Our clients have access to a vast number of investment products including:
Equities

An equity represents ownership shares or stock in a company. An equity investment refers to the buying and holding of shares of stock in anticipation of income from dividends and capital gains. When you buy shares of a company you become a shareholder and own a fractional portion of the company.

Owners of common shares can vote in the election of the board of directors and some other major corporate decisions.

Preferred shares are a class of share capital that generally entitles shareholders to fixed dividends ahead of the company's common shares and to a stated dollar value per share in the event of liquidation. Owners of preferred shares have limited or no voting rights.

Income trust units are designed to distribute taxable income from the trust to the unit holders. Unit holders often do not have the same investor rights as the owners of common shares.

EXAMPLE. A client of Odlum Brown could buy 100 common shares of the Toronto-Dominion Bank (TD Bank) through the Toronto Stock Exchange (TSX). As a shareholder of TD Bank, you would be entitled to receive dividends and vote on certain corporate matters. If the shares of TD Bank appreciate in value, you can sell them at a profit (capital gain). Conversely, if the shares decline in value, you would incur a loss (capital loss) when you sell them.

Fixed Income

Fixed income investments provide investors a return in the form of interest payments and the repayment of principal at maturity. Fixed income investments include government bonds and Treasury bills (T-bills), corporate bonds, money market instruments, Guaranteed Investment Certificates (GICs), and Canada and Provincial Savings Bonds.

A bond represents a loan from the investor to the issuer. In return for the loan, the issuer promises to pay the investor fixed periodic amounts of interest and repay the principal amount of the loan at a predetermined maturity date. Most bonds can be bought and sold in the marketplace. Bond prices are not fixed but will fluctuate with the general level of interest rates and changes in the creditworthiness of the issuer. An investor may realize a capital gain or loss depending on the prices at which a bond is bought and sold.

Odlum Brown has a fixed income trading desk that will help you and your advisor purchase fixed income securities. Our fixed income strategist, Hank Cunningham, provides expert advice and bond recommendations to Odlum Brown’s advisors.

Mutual Funds

A mutual fund is a professionally managed type of collective investment that pools money from many investors and invests in a basket of investment securities (typically stocks, bonds, short-term money market instruments, other mutual funds, other securities, and/or commodities such as precious metals).
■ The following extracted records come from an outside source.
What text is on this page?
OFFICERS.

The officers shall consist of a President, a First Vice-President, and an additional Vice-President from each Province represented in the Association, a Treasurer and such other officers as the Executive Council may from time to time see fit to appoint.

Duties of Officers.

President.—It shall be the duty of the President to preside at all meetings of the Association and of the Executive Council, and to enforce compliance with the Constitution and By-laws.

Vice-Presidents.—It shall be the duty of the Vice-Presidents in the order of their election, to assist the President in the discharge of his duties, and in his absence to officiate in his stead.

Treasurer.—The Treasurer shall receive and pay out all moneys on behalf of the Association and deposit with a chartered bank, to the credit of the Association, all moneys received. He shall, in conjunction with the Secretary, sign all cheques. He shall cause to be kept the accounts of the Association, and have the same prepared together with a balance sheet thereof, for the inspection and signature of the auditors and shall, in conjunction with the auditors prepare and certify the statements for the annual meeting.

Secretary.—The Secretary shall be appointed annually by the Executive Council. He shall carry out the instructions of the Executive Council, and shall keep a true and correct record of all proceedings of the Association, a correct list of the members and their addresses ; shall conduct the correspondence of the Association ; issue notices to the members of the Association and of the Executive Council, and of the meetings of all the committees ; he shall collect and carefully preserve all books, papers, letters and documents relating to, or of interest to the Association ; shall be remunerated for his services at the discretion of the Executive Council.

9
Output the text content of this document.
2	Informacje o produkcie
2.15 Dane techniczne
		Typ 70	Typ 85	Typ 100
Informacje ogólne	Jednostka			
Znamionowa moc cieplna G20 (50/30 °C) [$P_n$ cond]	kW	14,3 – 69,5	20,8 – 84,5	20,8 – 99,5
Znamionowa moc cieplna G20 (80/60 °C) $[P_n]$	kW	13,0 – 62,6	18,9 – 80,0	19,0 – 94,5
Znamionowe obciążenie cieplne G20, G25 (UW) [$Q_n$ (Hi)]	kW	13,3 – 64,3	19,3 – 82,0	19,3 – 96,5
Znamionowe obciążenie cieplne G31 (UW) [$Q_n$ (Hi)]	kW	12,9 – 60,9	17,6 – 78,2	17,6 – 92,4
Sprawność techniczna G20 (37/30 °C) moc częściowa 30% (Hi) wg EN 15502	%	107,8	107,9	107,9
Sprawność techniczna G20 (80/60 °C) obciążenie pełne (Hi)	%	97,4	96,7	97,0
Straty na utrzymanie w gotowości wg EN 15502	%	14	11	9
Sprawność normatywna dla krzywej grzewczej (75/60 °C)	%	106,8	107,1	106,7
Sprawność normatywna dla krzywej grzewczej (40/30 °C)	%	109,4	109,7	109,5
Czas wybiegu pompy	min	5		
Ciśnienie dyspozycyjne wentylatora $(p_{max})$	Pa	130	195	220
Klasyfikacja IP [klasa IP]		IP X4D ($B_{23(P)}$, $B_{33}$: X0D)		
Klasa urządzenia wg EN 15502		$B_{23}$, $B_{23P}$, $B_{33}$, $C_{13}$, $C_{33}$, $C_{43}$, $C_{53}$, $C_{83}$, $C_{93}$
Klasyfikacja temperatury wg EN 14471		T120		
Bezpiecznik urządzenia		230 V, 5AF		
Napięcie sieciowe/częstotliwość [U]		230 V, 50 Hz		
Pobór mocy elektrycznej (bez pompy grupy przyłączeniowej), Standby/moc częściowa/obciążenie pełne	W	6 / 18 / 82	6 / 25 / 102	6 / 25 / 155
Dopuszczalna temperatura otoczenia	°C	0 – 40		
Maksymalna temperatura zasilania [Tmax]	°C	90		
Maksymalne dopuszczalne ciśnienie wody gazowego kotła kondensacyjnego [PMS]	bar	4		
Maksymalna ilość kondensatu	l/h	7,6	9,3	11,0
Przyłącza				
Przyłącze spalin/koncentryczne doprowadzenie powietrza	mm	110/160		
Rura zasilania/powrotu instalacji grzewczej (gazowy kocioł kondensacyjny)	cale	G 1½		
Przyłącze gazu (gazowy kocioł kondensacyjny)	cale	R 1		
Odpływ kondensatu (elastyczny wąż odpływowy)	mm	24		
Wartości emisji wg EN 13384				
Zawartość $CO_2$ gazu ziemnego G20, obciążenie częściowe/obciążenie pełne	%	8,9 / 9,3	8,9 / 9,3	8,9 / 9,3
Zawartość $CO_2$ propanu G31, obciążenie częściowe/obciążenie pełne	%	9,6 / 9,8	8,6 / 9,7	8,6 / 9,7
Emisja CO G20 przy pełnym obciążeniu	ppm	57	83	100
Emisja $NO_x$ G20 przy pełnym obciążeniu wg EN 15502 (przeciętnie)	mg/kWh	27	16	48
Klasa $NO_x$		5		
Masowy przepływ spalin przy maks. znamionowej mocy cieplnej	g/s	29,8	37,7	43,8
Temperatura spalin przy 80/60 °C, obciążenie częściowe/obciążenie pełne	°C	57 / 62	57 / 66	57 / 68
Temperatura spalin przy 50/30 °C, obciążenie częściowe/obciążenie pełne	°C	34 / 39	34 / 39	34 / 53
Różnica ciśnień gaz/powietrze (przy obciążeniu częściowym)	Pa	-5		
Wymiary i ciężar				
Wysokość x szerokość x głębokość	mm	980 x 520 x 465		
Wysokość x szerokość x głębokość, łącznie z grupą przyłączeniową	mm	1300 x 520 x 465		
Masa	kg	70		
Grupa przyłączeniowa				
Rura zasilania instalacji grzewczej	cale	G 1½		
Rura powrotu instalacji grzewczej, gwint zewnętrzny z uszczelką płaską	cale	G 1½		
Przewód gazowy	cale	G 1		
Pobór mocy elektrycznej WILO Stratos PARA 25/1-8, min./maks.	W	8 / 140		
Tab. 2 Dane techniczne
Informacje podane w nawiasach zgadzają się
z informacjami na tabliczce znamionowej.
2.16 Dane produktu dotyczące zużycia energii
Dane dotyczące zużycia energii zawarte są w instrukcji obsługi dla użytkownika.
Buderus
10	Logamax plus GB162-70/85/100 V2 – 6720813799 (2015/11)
The mutual fund will have a fund manager who trades (buys and sells) the fund's investments in accordance with the fund's investment objective.

Mutual funds are an excellent way for smaller investors to diversify their portfolios. Specialized mutual funds such as precious metals funds, high yield funds, or overseas investment funds help investors access the specific expertise and concentrated efforts of different fund managers.

Exchange Traded Funds

An exchange-traded fund (ETF) is an investment fund traded on stock exchanges, much like stocks. It holds the same mix of investments as a stock or bond index. An ETF holds assets such as stocks, commodities, or bonds and trades at approximately the same price as the net asset value of its underlying assets over the course of the trading day. Most ETFs track an index, such as the S&P 500. ETFs may be attractive as investments because of their low costs, tax efficiency, and stock-like features.

Options

An option is a financial instrument that establishes a right to buy or sell an asset at a specific price for a specific period of time. The price of an option derives from the value of an underlying asset (commonly a stock, a bond, a currency or a futures contract) plus a premium based on the time remaining until a specified expiration date. Other types of options exist, and options can in principle be created for any type of valuable asset.

Options are sophisticated financial instruments that can only be traded by approved advisors and within client accounts that are approved for option purchases.